Oct. 3, 2018 EAS Presidential Alert test

Sean Donelan sean at donelan.com
Tue Oct 9 22:34:25 UTC 2018


On Tue, 9 Oct 2018, Aaron C. de Bruyn wrote:
> Sure--I totally agree.  But we don't build smoke detectors into our
> cell phones because that's not a very good use case.  And I'm not
> aware of weather alerts being broadcast to cell phones without having
> an app installed, and it's unreliable.  (Although some already have
> AM/FM radios in them...)

Since 2011, WEA has been used for over 30,000 weather alerts including 
tsunami, tornado, extreme wind, hurricane & typhoons.  Unless you turn 
alerts off on your cell phone. iPhone 5 (iOS 6 and later) includes WEA.

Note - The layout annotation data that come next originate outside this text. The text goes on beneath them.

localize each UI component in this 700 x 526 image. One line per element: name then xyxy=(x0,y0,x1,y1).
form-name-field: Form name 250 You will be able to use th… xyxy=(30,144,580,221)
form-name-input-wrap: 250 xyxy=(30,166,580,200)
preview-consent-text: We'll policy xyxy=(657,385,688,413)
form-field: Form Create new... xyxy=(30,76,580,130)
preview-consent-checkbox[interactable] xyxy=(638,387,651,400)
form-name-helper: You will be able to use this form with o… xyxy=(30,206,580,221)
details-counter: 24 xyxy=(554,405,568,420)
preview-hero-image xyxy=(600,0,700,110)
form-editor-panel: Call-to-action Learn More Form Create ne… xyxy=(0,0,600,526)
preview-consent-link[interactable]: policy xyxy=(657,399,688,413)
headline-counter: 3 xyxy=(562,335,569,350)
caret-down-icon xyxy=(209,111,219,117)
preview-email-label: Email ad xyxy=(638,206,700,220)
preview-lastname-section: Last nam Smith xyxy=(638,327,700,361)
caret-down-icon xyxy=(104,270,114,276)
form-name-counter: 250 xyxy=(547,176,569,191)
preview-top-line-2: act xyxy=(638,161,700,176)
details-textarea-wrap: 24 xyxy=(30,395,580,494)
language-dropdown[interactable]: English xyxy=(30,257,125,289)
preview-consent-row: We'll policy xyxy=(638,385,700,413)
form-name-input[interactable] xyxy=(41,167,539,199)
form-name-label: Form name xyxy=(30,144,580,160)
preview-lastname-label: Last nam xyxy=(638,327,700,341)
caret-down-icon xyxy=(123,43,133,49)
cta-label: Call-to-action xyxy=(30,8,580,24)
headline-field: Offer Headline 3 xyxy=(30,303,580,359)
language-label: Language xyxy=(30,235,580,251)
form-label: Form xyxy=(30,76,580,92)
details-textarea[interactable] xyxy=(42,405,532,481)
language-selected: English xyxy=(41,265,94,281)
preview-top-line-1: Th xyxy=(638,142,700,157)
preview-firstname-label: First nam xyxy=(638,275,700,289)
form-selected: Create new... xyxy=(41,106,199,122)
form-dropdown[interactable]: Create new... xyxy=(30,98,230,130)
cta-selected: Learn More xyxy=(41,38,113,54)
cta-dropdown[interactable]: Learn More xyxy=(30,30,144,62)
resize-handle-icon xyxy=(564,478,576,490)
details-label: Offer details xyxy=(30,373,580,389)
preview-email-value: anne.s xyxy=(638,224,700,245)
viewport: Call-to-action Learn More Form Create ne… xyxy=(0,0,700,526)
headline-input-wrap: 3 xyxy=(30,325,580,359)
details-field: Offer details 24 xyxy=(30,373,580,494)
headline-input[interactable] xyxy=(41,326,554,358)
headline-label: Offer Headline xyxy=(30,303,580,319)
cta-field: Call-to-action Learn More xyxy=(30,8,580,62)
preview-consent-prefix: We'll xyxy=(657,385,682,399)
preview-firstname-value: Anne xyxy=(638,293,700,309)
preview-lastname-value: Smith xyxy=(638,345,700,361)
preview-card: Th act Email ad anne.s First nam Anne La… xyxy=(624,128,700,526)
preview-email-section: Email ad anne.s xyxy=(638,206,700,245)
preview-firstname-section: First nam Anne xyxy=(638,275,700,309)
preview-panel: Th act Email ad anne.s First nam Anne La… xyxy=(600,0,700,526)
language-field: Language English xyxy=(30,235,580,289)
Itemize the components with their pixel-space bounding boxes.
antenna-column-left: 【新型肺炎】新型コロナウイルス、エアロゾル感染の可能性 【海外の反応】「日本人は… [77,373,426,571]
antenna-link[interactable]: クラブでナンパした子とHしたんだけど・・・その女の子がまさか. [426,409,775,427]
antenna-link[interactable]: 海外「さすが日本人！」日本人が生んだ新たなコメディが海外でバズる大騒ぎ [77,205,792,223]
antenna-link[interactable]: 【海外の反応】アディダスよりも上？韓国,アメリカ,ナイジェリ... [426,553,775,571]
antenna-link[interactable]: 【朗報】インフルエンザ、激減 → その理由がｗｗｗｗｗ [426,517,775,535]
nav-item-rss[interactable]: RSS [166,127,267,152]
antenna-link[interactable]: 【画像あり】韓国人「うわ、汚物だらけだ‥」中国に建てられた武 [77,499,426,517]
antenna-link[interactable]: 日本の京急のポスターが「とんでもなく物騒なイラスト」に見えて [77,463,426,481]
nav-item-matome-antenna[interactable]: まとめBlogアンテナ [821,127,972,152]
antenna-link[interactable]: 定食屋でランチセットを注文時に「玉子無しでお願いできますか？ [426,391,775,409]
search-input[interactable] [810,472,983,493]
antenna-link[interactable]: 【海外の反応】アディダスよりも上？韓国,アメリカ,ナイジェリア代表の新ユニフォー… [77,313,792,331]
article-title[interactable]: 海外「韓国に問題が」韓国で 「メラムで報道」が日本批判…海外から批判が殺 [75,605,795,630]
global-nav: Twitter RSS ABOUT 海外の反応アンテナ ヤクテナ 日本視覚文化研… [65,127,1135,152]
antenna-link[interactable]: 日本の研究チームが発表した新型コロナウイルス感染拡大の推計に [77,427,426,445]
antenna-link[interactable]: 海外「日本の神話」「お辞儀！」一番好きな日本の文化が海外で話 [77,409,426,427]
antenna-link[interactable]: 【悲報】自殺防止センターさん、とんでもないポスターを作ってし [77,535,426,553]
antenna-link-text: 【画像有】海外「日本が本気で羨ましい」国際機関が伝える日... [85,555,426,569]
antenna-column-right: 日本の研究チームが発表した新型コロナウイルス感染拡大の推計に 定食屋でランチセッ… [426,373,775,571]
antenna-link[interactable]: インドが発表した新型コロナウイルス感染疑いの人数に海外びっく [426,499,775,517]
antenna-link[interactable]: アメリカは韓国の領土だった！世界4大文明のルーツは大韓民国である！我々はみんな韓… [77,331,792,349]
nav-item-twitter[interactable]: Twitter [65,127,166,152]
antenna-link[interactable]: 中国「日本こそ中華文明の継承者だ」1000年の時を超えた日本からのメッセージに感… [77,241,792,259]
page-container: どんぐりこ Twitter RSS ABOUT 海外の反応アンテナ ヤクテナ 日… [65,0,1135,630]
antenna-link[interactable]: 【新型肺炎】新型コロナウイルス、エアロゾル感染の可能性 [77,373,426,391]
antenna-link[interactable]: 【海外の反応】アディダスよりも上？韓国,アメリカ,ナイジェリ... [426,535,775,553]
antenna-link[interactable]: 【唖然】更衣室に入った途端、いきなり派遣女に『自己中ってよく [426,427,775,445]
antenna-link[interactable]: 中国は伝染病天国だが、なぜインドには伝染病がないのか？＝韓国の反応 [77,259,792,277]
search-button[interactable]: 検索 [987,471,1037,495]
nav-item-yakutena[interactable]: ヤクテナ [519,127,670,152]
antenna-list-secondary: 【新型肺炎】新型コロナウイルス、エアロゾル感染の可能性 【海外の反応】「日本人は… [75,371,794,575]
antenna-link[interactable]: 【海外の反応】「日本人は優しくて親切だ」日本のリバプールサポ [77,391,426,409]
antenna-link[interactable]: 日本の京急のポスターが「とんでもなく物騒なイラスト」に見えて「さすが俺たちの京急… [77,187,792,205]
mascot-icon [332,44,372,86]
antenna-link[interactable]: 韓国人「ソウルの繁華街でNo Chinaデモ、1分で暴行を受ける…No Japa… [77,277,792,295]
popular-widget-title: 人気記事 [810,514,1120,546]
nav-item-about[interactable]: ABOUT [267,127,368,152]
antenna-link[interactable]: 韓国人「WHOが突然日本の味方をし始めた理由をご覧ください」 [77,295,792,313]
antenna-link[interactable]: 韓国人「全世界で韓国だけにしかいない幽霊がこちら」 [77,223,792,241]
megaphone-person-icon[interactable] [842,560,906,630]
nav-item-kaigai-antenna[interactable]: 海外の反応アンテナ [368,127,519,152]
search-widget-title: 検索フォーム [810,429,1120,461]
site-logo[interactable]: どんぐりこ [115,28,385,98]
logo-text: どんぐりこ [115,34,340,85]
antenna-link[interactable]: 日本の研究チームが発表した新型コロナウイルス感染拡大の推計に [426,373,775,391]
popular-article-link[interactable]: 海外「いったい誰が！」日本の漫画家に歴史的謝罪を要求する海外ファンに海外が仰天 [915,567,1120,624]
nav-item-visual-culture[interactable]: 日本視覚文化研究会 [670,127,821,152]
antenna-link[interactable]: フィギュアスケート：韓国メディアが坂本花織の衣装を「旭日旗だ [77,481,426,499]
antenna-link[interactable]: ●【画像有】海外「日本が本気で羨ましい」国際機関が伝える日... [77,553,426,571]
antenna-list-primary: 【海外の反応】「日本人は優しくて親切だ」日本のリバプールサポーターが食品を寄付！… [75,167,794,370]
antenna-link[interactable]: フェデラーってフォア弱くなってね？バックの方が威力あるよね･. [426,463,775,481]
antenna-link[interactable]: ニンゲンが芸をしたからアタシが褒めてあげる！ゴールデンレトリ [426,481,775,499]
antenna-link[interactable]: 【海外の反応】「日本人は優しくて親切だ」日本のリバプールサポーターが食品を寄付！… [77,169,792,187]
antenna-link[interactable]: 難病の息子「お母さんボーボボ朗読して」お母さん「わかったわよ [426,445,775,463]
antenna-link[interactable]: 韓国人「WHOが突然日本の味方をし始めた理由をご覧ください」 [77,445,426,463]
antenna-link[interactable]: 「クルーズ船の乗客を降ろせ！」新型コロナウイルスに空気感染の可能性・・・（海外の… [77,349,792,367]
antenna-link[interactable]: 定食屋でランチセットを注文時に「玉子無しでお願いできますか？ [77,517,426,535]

https://www.weather.gov/wrn/wea

Weather alerts are the largest catagory of Wireless Emergency Alerts on 
cell  phones. However, WEA is only used for the most severe weather 
alerts.  WEA is built into most smart cell phones, and overcomes the 
congestion issues with text based Apps on cell phones.

And we come full circle.  No single warning system works for everything. 
That's why its important to have multiple warning systems or warning 
communication channels.



Amazon Alexa is ahead of Google Assistant with weather warnings.  Alexa 
won't proactively warn you about tornados. But if you ask "Alexa, What's 
the weather?" Alexa will tell you when there is a tornado warning in your
area at that moment. Google Assistant only tells you the forecast, not 
information about active tornado warnings in your area.

Siri and Cortana are very far behind both Amazon and Google.